The principle of learning, rather than catch-phrases like anti-
incumbency, swings and indices of unity, might explain the 1998
election results. Political lessons have two components. One,
learning from the electorate: voters punish under-performing
representatives. Performance, measured by nuts-and-bolts local
achievement and not woolly national agenda, is the key to
political success. If parties fail to deliver, their candidates
are punished via the ballot box. They stay, only if they deliver.
Voters have punished the Janata Dal in Bihar and Karnataka; the
Congress in Madhya Pradesh and Orissa, Karnataka and Andhra
Pradesh; and the BJP in Maharashtra and Rajasthan.
Two, political parties learn from their own mistakes. The 1991
elections taught the BJP about the importance of making friends.
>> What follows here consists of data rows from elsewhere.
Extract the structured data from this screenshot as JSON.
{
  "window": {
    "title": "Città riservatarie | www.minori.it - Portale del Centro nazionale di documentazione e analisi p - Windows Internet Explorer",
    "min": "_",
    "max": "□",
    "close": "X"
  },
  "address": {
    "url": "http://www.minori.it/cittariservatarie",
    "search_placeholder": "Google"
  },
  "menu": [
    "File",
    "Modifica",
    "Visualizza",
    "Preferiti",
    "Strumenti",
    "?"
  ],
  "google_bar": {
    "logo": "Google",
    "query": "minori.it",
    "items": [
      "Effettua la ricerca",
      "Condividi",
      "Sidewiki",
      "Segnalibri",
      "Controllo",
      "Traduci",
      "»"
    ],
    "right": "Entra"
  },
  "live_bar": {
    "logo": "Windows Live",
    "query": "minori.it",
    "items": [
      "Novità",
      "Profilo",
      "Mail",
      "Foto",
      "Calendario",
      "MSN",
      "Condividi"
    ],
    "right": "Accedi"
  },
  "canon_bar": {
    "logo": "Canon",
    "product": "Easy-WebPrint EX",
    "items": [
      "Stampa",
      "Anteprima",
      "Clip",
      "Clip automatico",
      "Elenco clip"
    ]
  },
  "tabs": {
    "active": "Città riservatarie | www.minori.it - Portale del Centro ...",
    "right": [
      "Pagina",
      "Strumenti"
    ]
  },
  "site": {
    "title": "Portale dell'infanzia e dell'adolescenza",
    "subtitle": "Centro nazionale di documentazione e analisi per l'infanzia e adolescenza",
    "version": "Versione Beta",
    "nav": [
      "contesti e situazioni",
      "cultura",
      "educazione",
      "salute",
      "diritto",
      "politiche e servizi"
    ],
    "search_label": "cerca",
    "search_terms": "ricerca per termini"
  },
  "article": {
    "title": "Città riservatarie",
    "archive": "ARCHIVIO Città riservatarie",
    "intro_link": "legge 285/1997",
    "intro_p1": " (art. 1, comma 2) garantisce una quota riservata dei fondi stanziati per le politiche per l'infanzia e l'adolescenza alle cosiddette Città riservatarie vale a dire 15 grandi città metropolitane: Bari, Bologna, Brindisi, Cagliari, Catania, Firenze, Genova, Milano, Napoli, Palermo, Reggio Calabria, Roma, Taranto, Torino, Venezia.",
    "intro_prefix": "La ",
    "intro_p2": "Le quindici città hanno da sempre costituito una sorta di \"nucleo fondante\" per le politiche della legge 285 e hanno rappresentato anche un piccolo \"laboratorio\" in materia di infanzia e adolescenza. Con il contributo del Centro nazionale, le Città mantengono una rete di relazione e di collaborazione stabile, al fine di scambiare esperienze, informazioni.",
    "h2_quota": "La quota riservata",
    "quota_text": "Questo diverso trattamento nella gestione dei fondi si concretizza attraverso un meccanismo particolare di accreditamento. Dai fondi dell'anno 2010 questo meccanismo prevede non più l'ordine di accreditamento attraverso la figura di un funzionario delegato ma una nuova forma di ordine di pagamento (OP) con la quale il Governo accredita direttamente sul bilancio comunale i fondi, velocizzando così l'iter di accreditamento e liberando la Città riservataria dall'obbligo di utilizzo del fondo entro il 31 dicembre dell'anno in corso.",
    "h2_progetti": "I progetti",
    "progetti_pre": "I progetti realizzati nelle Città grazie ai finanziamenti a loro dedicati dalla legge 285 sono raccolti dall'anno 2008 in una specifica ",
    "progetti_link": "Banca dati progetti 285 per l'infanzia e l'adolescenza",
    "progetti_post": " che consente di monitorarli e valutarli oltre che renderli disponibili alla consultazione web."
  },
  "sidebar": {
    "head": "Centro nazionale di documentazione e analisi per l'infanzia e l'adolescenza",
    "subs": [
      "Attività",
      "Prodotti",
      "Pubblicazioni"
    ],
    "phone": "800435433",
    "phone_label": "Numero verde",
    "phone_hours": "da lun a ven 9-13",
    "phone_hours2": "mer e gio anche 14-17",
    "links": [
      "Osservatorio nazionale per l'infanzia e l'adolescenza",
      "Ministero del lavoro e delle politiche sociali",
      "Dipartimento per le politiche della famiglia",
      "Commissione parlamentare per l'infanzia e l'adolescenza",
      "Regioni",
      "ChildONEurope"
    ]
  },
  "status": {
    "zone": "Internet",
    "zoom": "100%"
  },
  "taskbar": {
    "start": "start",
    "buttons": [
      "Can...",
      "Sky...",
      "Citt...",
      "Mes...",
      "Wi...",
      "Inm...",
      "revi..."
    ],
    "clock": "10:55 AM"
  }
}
This time, the BJP's 16-party alliance has helped it make inroads
into previously forbidden ground like Bengal, Tamil Nadu and
Andhra Pradesh. Party hard-liners who wrinkled their noses at
the prospect allying with regional parties, have learnt the worth
of diluting the pristine Nagpur line. The Congress has swept
Maharashtra, where it allied with the Samajwadi Party and the
Republican Party of India, and done badly in Bihar and Uttar
Pradesh where it spurned allies. The Congress in Bengal and Tamil
Nadu was impervious to any lessons. So, intra-party politicking
split the Bengal Congress, and it ceded seats to the breakaway
Trinamool Congress-BJP alliance. Similarly, Congressmen who
argued against allying with the AIADMK in Tamil Nadu, must be
wringing their hands in despair today. Once elected, most people
forget the two basic tenets of political endurance: working for
votes, and making friends. Despite these bouts of amnesia,
competitive democracy makes an excellent teacher. Parties
ultimately learn. Not by doing, but through undoing.